Buster’s Mal Heart
Studio: Well Go USA
Directed by Sarah Adina Smith
May 12, 2017
Web Exclusive
Sarah Adina Smith’s debut feature The Midnight Swim was a remarkable debut that was sometimes hampered by its own self-conscious cleverness, but with Buster’s Mal Heart, Smith has shaken off any freshman shortcomings to create a fully realized and radically experimental psychological thriller. While the antecedents and peers are clear enough — Josephine Decker, Alex Cox, and hell, even Stanley Kubrick (the latter mostly in Smith’s generous use of desolate settings and elaborate symmetries) — Buster’s Mal Heart bears scrutiny without the aid of these reference points, and never feels imitative.
Rami Malek (Mr. Robot) is quietly spectacular in the lead as Buster/Jonah, which at the beginning of the film manifests as three separate roles. Slowly, in pieces, we find out how these three tie together as one, how a quintessential “struggling family man” archetype working the graveyard shift at a remote Montana hotel to support his wife and infant child (Kate Lyn Sheil and Sukha Belle Potter, respectively) can also be a composite of the Unabomber and “The Last True Hermit”, as well as a man adrift at sea. Malek is given plenty of scenery to chew, but does so with restraint and soul even when there’s ample opportunity to be hammy.
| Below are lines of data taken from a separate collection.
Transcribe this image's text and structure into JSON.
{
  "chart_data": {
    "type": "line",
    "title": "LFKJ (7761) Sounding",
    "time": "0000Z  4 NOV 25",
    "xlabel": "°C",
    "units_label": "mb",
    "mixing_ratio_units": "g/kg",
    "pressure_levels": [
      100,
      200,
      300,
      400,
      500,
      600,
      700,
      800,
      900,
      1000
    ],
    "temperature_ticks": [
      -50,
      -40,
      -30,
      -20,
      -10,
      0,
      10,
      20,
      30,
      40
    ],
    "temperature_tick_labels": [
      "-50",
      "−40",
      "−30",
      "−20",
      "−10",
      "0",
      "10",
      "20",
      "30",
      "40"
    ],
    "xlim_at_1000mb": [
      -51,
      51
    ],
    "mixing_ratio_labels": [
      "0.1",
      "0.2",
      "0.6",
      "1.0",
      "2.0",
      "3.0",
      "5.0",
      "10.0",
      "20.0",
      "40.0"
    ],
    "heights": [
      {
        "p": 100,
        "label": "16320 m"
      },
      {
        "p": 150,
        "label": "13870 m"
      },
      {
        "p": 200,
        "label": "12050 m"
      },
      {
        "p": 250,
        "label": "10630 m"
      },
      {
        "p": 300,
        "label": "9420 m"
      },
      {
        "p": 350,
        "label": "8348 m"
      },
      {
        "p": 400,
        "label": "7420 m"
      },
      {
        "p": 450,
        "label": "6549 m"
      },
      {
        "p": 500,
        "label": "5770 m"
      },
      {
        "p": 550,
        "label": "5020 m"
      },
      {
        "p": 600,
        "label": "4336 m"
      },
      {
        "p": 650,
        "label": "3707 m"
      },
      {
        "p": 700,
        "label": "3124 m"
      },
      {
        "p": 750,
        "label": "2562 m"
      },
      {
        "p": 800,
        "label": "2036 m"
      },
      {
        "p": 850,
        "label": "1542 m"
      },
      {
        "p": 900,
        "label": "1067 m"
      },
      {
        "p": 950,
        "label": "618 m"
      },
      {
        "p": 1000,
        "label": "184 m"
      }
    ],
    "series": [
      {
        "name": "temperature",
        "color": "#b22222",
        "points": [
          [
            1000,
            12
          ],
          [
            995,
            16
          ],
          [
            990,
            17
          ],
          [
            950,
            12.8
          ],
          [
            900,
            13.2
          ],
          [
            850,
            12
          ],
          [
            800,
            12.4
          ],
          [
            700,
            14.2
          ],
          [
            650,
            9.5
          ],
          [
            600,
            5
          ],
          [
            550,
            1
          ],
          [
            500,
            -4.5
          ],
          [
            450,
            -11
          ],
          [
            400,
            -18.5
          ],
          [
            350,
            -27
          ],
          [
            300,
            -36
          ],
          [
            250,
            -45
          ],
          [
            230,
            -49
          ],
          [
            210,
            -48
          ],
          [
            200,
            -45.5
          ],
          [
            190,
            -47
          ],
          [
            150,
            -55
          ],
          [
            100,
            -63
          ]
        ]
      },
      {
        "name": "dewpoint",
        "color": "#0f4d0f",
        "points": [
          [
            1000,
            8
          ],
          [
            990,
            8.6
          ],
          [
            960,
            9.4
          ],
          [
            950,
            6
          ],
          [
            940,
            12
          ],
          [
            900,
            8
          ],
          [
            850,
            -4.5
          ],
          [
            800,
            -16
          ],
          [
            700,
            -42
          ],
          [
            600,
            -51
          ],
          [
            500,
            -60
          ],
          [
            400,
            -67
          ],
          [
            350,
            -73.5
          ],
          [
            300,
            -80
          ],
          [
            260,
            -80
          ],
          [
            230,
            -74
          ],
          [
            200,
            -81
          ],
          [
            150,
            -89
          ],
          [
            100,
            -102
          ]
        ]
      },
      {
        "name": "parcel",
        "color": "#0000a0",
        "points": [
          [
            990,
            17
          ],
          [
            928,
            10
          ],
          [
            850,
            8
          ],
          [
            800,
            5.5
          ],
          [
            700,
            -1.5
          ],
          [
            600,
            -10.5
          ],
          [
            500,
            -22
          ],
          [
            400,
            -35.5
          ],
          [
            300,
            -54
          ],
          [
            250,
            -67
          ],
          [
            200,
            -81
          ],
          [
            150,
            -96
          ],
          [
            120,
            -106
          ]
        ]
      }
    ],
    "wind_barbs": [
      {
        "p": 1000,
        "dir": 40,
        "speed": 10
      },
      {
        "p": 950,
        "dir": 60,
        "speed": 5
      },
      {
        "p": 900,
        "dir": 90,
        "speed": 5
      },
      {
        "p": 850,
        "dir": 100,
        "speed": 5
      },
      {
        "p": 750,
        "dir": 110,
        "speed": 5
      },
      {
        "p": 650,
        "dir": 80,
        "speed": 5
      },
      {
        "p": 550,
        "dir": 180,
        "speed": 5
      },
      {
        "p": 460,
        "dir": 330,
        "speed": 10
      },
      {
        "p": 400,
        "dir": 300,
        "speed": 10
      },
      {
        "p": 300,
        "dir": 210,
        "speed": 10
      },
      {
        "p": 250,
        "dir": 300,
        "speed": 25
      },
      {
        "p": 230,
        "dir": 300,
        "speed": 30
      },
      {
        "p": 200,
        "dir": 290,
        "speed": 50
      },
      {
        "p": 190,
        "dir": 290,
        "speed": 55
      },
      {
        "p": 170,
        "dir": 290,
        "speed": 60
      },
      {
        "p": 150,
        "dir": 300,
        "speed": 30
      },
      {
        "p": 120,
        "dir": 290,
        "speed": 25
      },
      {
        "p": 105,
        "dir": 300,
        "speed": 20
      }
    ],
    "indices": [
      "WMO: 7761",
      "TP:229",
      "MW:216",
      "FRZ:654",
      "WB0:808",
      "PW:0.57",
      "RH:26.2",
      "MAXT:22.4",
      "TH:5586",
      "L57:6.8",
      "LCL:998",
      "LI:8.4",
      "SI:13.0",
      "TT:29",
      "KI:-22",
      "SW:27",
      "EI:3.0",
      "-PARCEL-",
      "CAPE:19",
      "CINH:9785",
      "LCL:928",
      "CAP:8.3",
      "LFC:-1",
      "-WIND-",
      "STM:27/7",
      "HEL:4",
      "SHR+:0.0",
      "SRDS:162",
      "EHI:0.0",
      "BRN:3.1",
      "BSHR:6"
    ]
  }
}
DJ Qualls, whose character weasels into Jonah’s life as “The Last Free Man” and does more than anyone to precipitate the psychic inversion that effectively transforms Jonah into Buster, veers closer to an X-Files caricature of a bug-eyed conspiracy theorist, but context justifies what might otherwise be well-worn territory: Qualls’ character feels knowingly postmodern, both a tribute to and parody of pre-millennium tension (which, of course, feels charmingly anachronistic in light — or, rather, in dark — of our current national horror show).
Smith has refined her approach on every level here, making a film that is at once her leanest and most ambitious work to date. A perfect balance of space and control is struck between director and cast, and Smith’s almost-signature blend of haphazard documentary footage and ornate, deliberate set shots feels more natural than it had prior. The pacing is taut and consistently engaging, a feat which is all the more impressive given the film’s sometimes convoluted structure. Oh, and it’s funny, too: comedic forays into service industry politics, Christian dogma, and nigh-Lynchian depictions of rural cops all seem like they should be too much for a movie that also touches on toxic masculinity, our relationship to media, and general mental stability, but virtually no piece feels strained or out of place. Even when the film tarries perilously close to Fight Club “what is reality?” territory, it works to ultimately benefit the whole.
The natural inclination after viewing Buster’s Mal Heart might be to designate Smith and her collaborators here as “talents to watch” from here on in, but really, that seems silly. Even if Smith never hits the mark again, or if everyone involved in Buster’s Mal Heart never makes another film, they’ve already nailed it. If there’s one obvious lesson driven home by watching this movie, it’s that you never really know what the future will bring.